Microsoft's new plan, according to Joe Belfiore -- who, I believe, is officially head of the Windows Engagement Team -- is to include Timeline in "early insider builds shortly after FCU (Fall Creators Update) is out." Belfiore tweeted about the new timing for Timeline in response to a comment from The Verge's Tom Warren.

Microsoft execs described Timeline as an extension of Windows 10's current Task View. It will show users activities they've done in the past, and will provide users with cards that will allow them to more quickly and easily reengage with applications.

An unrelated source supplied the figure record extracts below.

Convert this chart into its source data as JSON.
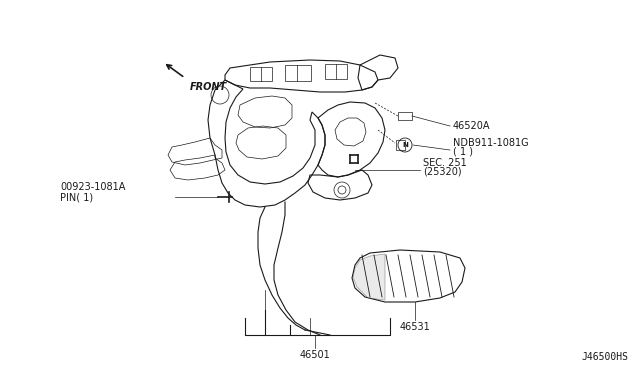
{
  "bg_color": "#ffffff",
  "line_color": "#1a1a1a",
  "gray_color": "#888888",
  "fig_width": 6.4,
  "fig_height": 3.72,
  "dpi": 100,
  "diagram_ref": "J46500HS",
  "labels": {
    "front": "FRONT",
    "part_46520A": "46520A",
    "part_NDB911_line1": "NDB911-1081G",
    "part_NDB911_line2": "( 1 )",
    "part_00923_line1": "00923-1081A",
    "part_00923_line2": "PIN( 1)",
    "part_SEC251_line1": "SEC. 251",
    "part_SEC251_line2": "(25320)",
    "part_46531": "46531",
    "part_46501": "46501"
  }
}
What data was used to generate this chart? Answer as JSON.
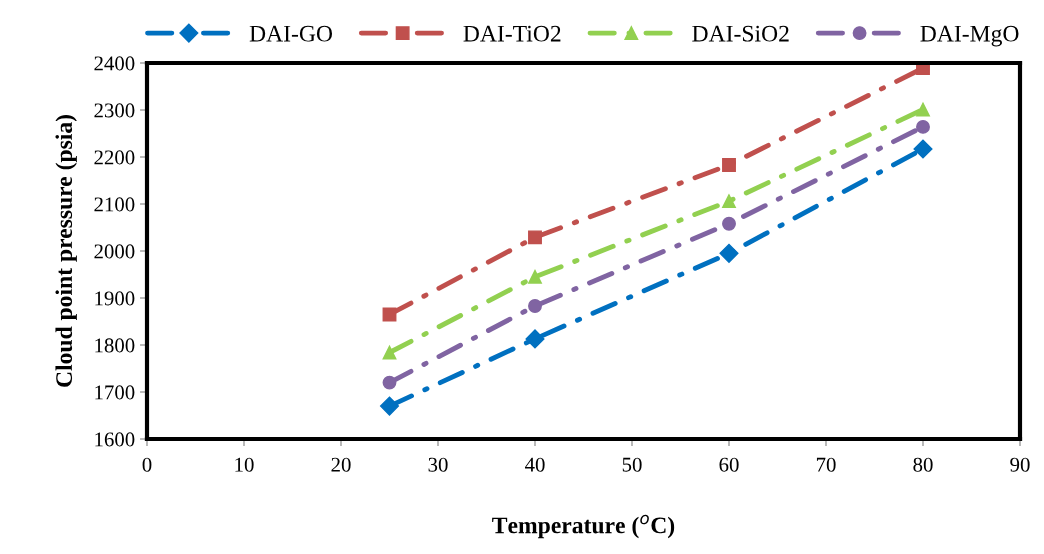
{
  "chart_data": {
    "type": "line",
    "xlabel": "Temperature ($^{o}$C)",
    "ylabel": "Cloud point pressure (psia)",
    "x": [
      25,
      40,
      60,
      80
    ],
    "series": [
      {
        "name": "DAI-GO",
        "color": "#0070c0",
        "marker": "diamond",
        "values": [
          1670,
          1813,
          1995,
          2217
        ]
      },
      {
        "name": "DAI-TiO2",
        "color": "#c0504d",
        "marker": "square",
        "values": [
          1865,
          2029,
          2183,
          2389
        ]
      },
      {
        "name": "DAI-SiO2",
        "color": "#92d050",
        "marker": "triangle",
        "values": [
          1784,
          1945,
          2106,
          2301
        ]
      },
      {
        "name": "DAI-MgO",
        "color": "#8064a2",
        "marker": "circle",
        "values": [
          1720,
          1883,
          2058,
          2264
        ]
      }
    ],
    "xlim": [
      0,
      90
    ],
    "xticks": [
      0,
      10,
      20,
      30,
      40,
      50,
      60,
      70,
      80,
      90
    ],
    "ylim": [
      1600,
      2400
    ],
    "yticks": [
      1600,
      1700,
      1800,
      1900,
      2000,
      2100,
      2200,
      2300,
      2400
    ],
    "line_style": "dashed",
    "legend": "top",
    "grid": false
  }
}
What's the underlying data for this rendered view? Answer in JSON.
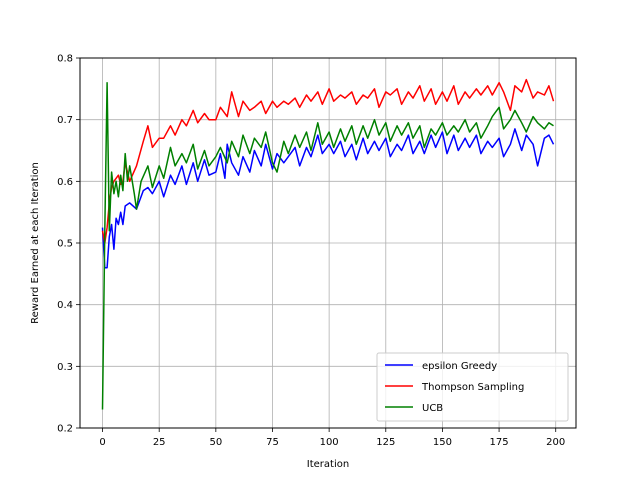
{
  "chart_data": {
    "type": "line",
    "title": "",
    "xlabel": "Iteration",
    "ylabel": "Reward Earned at each Iteration",
    "xlim": [
      -9.95,
      208.95
    ],
    "ylim": [
      0.2,
      0.8
    ],
    "xticks": [
      0,
      25,
      50,
      75,
      100,
      125,
      150,
      175,
      200
    ],
    "yticks": [
      0.2,
      0.3,
      0.4,
      0.5,
      0.6,
      0.7,
      0.8
    ],
    "grid": true,
    "legend_position": "lower-right",
    "series": [
      {
        "name": "epsilon Greedy",
        "color": "#0000ff",
        "x": [
          0,
          1,
          2,
          3,
          4,
          5,
          6,
          7,
          8,
          9,
          10,
          12,
          15,
          18,
          20,
          22,
          25,
          27,
          30,
          32,
          35,
          37,
          40,
          42,
          45,
          47,
          50,
          52,
          54,
          55,
          57,
          60,
          62,
          65,
          67,
          70,
          72,
          75,
          77,
          80,
          82,
          85,
          87,
          90,
          92,
          95,
          97,
          100,
          102,
          105,
          107,
          110,
          112,
          115,
          117,
          120,
          122,
          125,
          127,
          130,
          132,
          135,
          137,
          140,
          142,
          145,
          147,
          150,
          152,
          155,
          157,
          160,
          162,
          165,
          167,
          170,
          172,
          175,
          177,
          180,
          182,
          185,
          187,
          190,
          192,
          195,
          197,
          199
        ],
        "y": [
          0.525,
          0.46,
          0.46,
          0.51,
          0.53,
          0.49,
          0.54,
          0.53,
          0.55,
          0.53,
          0.56,
          0.565,
          0.555,
          0.585,
          0.59,
          0.58,
          0.6,
          0.575,
          0.61,
          0.595,
          0.625,
          0.595,
          0.63,
          0.6,
          0.635,
          0.61,
          0.615,
          0.645,
          0.605,
          0.66,
          0.63,
          0.61,
          0.64,
          0.615,
          0.65,
          0.625,
          0.66,
          0.62,
          0.645,
          0.63,
          0.64,
          0.655,
          0.625,
          0.655,
          0.64,
          0.675,
          0.645,
          0.66,
          0.645,
          0.665,
          0.64,
          0.66,
          0.635,
          0.67,
          0.645,
          0.665,
          0.65,
          0.67,
          0.64,
          0.66,
          0.65,
          0.675,
          0.645,
          0.665,
          0.645,
          0.675,
          0.655,
          0.68,
          0.645,
          0.675,
          0.65,
          0.67,
          0.655,
          0.675,
          0.645,
          0.665,
          0.655,
          0.67,
          0.64,
          0.66,
          0.685,
          0.65,
          0.675,
          0.66,
          0.625,
          0.67,
          0.675,
          0.66
        ]
      },
      {
        "name": "Thompson Sampling",
        "color": "#ff0000",
        "x": [
          0,
          1,
          2,
          3,
          4,
          5,
          6,
          7,
          8,
          9,
          10,
          12,
          15,
          18,
          20,
          22,
          25,
          27,
          30,
          32,
          35,
          37,
          40,
          42,
          45,
          47,
          50,
          52,
          55,
          57,
          60,
          62,
          65,
          67,
          70,
          72,
          75,
          77,
          80,
          82,
          85,
          87,
          90,
          92,
          95,
          97,
          100,
          102,
          105,
          107,
          110,
          112,
          115,
          117,
          120,
          122,
          125,
          127,
          130,
          132,
          135,
          137,
          140,
          142,
          145,
          147,
          150,
          152,
          155,
          157,
          160,
          162,
          165,
          167,
          170,
          172,
          175,
          177,
          180,
          182,
          185,
          187,
          190,
          192,
          195,
          197,
          199
        ],
        "y": [
          0.52,
          0.5,
          0.525,
          0.565,
          0.59,
          0.6,
          0.605,
          0.61,
          0.595,
          0.6,
          0.63,
          0.6,
          0.625,
          0.665,
          0.69,
          0.655,
          0.67,
          0.67,
          0.69,
          0.675,
          0.7,
          0.69,
          0.715,
          0.695,
          0.71,
          0.7,
          0.7,
          0.72,
          0.705,
          0.745,
          0.705,
          0.73,
          0.715,
          0.72,
          0.73,
          0.71,
          0.73,
          0.72,
          0.73,
          0.725,
          0.735,
          0.72,
          0.74,
          0.73,
          0.745,
          0.725,
          0.75,
          0.73,
          0.74,
          0.735,
          0.745,
          0.725,
          0.74,
          0.735,
          0.75,
          0.72,
          0.745,
          0.74,
          0.75,
          0.725,
          0.745,
          0.735,
          0.755,
          0.73,
          0.75,
          0.725,
          0.745,
          0.73,
          0.755,
          0.725,
          0.745,
          0.735,
          0.75,
          0.74,
          0.755,
          0.74,
          0.76,
          0.745,
          0.715,
          0.755,
          0.745,
          0.765,
          0.735,
          0.745,
          0.74,
          0.755,
          0.73
        ]
      },
      {
        "name": "UCB",
        "color": "#008000",
        "x": [
          0,
          1,
          2,
          3,
          4,
          5,
          6,
          7,
          8,
          9,
          10,
          11,
          12,
          14,
          15,
          17,
          20,
          22,
          25,
          27,
          30,
          32,
          35,
          37,
          40,
          42,
          45,
          47,
          50,
          52,
          55,
          57,
          60,
          62,
          65,
          67,
          70,
          72,
          75,
          77,
          80,
          82,
          85,
          87,
          90,
          92,
          95,
          97,
          100,
          102,
          105,
          107,
          110,
          112,
          115,
          117,
          120,
          122,
          125,
          127,
          130,
          132,
          135,
          137,
          140,
          142,
          145,
          147,
          150,
          152,
          155,
          157,
          160,
          162,
          165,
          167,
          170,
          172,
          175,
          177,
          180,
          182,
          185,
          187,
          190,
          192,
          195,
          197,
          199
        ],
        "y": [
          0.23,
          0.52,
          0.76,
          0.52,
          0.615,
          0.58,
          0.6,
          0.575,
          0.61,
          0.585,
          0.645,
          0.6,
          0.625,
          0.58,
          0.555,
          0.6,
          0.625,
          0.59,
          0.625,
          0.605,
          0.655,
          0.625,
          0.645,
          0.63,
          0.66,
          0.62,
          0.65,
          0.625,
          0.64,
          0.655,
          0.63,
          0.665,
          0.64,
          0.675,
          0.645,
          0.67,
          0.655,
          0.68,
          0.63,
          0.615,
          0.665,
          0.645,
          0.675,
          0.655,
          0.68,
          0.65,
          0.695,
          0.66,
          0.68,
          0.655,
          0.685,
          0.665,
          0.69,
          0.66,
          0.69,
          0.67,
          0.7,
          0.675,
          0.695,
          0.665,
          0.69,
          0.675,
          0.695,
          0.67,
          0.69,
          0.655,
          0.685,
          0.675,
          0.695,
          0.675,
          0.69,
          0.68,
          0.7,
          0.68,
          0.695,
          0.67,
          0.69,
          0.705,
          0.72,
          0.685,
          0.7,
          0.715,
          0.695,
          0.68,
          0.705,
          0.695,
          0.685,
          0.695,
          0.69
        ]
      }
    ]
  }
}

Microsoft's broader plan is to allow activities created on one device to be moved to other Windows and non-Windows devices using Cortana and the cloud using the broader Pick Up Where You Left Off technology that comes from Microsoft's "Project Rome" work.

Under the covers, Timeline and Pick Up Where You Left off use the Microsoft Graph and Activity Graph to provide users with these new experiences.

The Windows 10 feature update that is slated to follow the Windows 10 Creators Update will arrive in the Spring of 2018, according to Microsoft, most likely around March.

Update: As Windows Insider @itsmichaelwest tweeted, Timeline/Pick Up Where You Left Off are not the only expected Fall Creators Update features that aren't yet testable.

The Windows 10 Cloud Clipboard shown at Build 2017 isn't there yet, nor is the Capture 3D app that Microsoft showed off in October 2016 and which was expected to be in the original Creators Update release. New Continuum features for Windows Phones, described by Microsoft officials last year and which some expected to be part of the Creators Update, also have yet to materialize.